Donors who have previously used the tax paid on savings and dividend income to cover Gift Aid donations will need to reassess their position. From 6 April 2016 there were a number of changes made to the way certain types of income are taxed. The first £1,000 of interest from banks and building societies for basic rate tax payers (£500 for higher rate tax payers) and the first £5,000 of savings income (if your total income does not exceed your personal allowance plus £5,000) are now taxed at 0%. Also, the first £5,000 of dividend for all tax payers is now taxed 0% with the old tax credit system abolished from 6 April 2016. As a result of these changes some donors will cease to be tax payers. Failure to ensure sufficient tax has been paid to enable the total of chapel and all other charities to reclaim equivalent gift aid on donations made could lead to a personal debt to HMRC for the donor.
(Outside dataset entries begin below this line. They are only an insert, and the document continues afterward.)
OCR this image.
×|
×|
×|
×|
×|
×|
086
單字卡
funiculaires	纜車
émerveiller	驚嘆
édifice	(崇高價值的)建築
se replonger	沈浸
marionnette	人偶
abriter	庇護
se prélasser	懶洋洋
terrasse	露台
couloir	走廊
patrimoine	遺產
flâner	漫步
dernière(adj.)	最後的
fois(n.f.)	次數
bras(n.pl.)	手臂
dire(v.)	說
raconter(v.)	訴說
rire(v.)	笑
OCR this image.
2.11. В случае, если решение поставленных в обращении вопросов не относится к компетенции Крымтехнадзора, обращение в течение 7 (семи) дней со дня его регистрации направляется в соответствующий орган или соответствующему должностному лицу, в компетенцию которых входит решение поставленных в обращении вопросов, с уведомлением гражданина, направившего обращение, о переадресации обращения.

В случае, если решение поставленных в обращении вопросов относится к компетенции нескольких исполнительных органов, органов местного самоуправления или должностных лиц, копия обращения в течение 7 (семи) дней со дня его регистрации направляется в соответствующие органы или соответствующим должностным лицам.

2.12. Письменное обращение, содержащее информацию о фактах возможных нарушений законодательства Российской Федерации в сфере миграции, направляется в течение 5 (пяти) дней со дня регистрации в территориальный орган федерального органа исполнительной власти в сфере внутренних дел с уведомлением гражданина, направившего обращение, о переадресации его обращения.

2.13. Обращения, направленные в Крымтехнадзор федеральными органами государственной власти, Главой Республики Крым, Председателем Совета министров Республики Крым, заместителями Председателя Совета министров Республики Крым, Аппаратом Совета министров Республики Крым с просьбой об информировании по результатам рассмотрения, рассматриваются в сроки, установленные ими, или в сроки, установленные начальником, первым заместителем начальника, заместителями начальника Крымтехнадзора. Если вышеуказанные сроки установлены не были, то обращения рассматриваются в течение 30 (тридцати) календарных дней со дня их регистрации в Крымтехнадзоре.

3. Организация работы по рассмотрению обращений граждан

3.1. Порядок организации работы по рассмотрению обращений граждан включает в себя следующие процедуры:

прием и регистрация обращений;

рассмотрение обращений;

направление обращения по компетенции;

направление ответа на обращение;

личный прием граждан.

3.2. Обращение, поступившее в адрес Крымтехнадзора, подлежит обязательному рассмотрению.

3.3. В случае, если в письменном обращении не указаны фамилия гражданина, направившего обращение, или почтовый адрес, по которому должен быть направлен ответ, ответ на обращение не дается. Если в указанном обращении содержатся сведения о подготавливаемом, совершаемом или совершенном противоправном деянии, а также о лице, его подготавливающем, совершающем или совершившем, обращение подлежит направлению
The church will need to keep records of its Gift Aid payments and lodge claims with HMRC for the tax repayments. Cash donations of £20 or less each can also qualify for “top up” tax refunds up to a maximum of £8,000 per annum from 6 April 2016. The limit on small donations income was £5,000 per tax year between 6 April 2013 and 5 April 2016. Clear rules need to be in force to identify relevant cash donations.